10th Grade (2021-22)
- It's About Time I did a build event. And boy did I enjoy it!
- Our first competition was Rickards invitational. We were fooled by the tournament directors, who 1) had us thinking we'd get the tests back in any period of time considered the near future and 2) had us thinking that we didn't place in EXPD. We were bailed out in It's About Time because they did not test for builds, beginning the cycle of procrastination.

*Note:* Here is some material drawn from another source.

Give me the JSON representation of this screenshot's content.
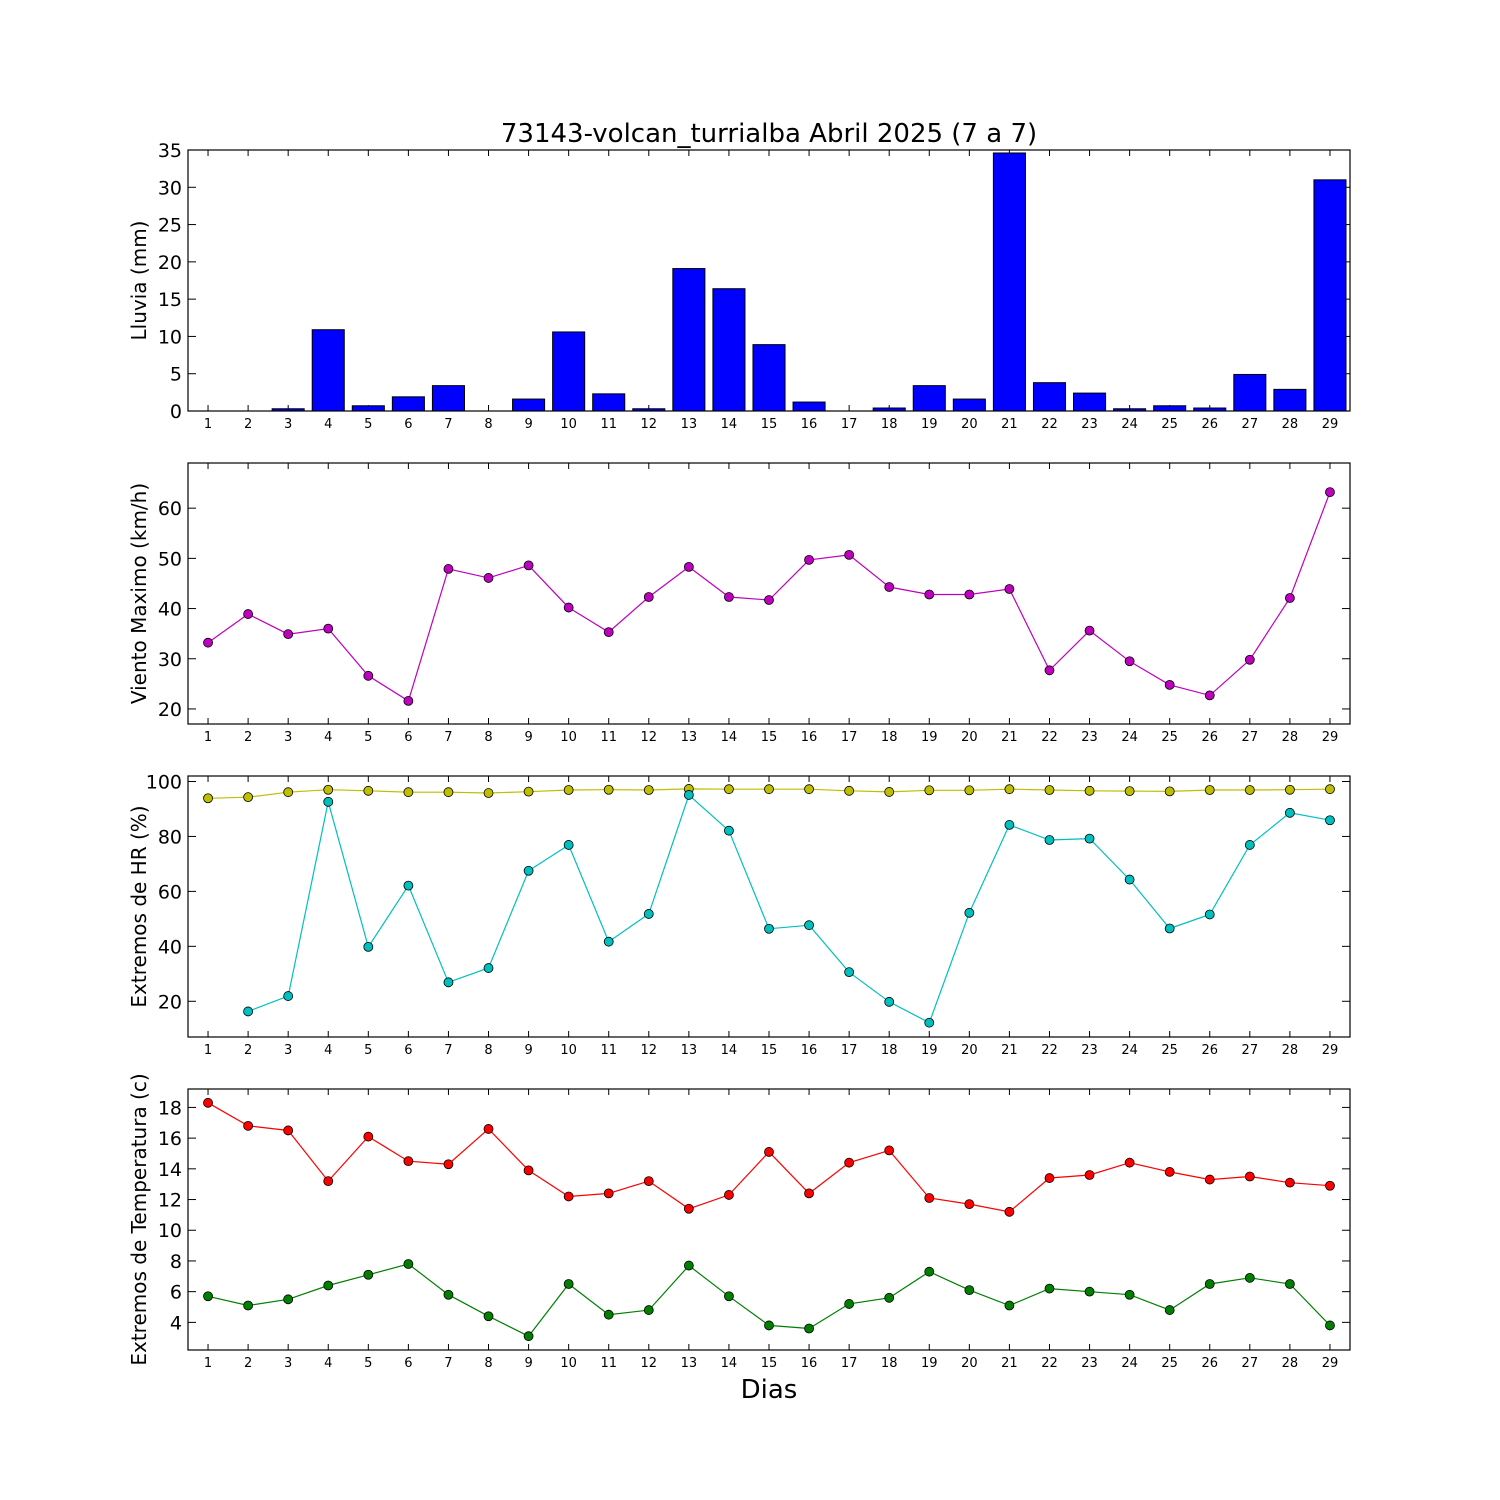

- SONI was much more exciting. We peaked in code, with one team trying what is best described as the equivalent of an Air Raid Offense (blitz aristocrats) and the other trying a conservative power run (mainly the other ciphers), and both scoring points. Anatomy was "Guess the Medicine?" and we guessed wrong. The other team had a rougher experiment than we did, you could say.
- Golden Gate was bad. Plain and simple. We didn't solve timed in code. Our IAT device score was decent but Umaroth doubled our test score. We guessed what a double pendulum was. Overall, a great time!
- At regionals we did the most scuffed surface tension experiment ever- using a spoon to put the water and salt/sugar solution on the penny and then measure the diameter of the resulting blob. Oh, and I swapped the terms solute and solvent.
And we don't talk about experimental design.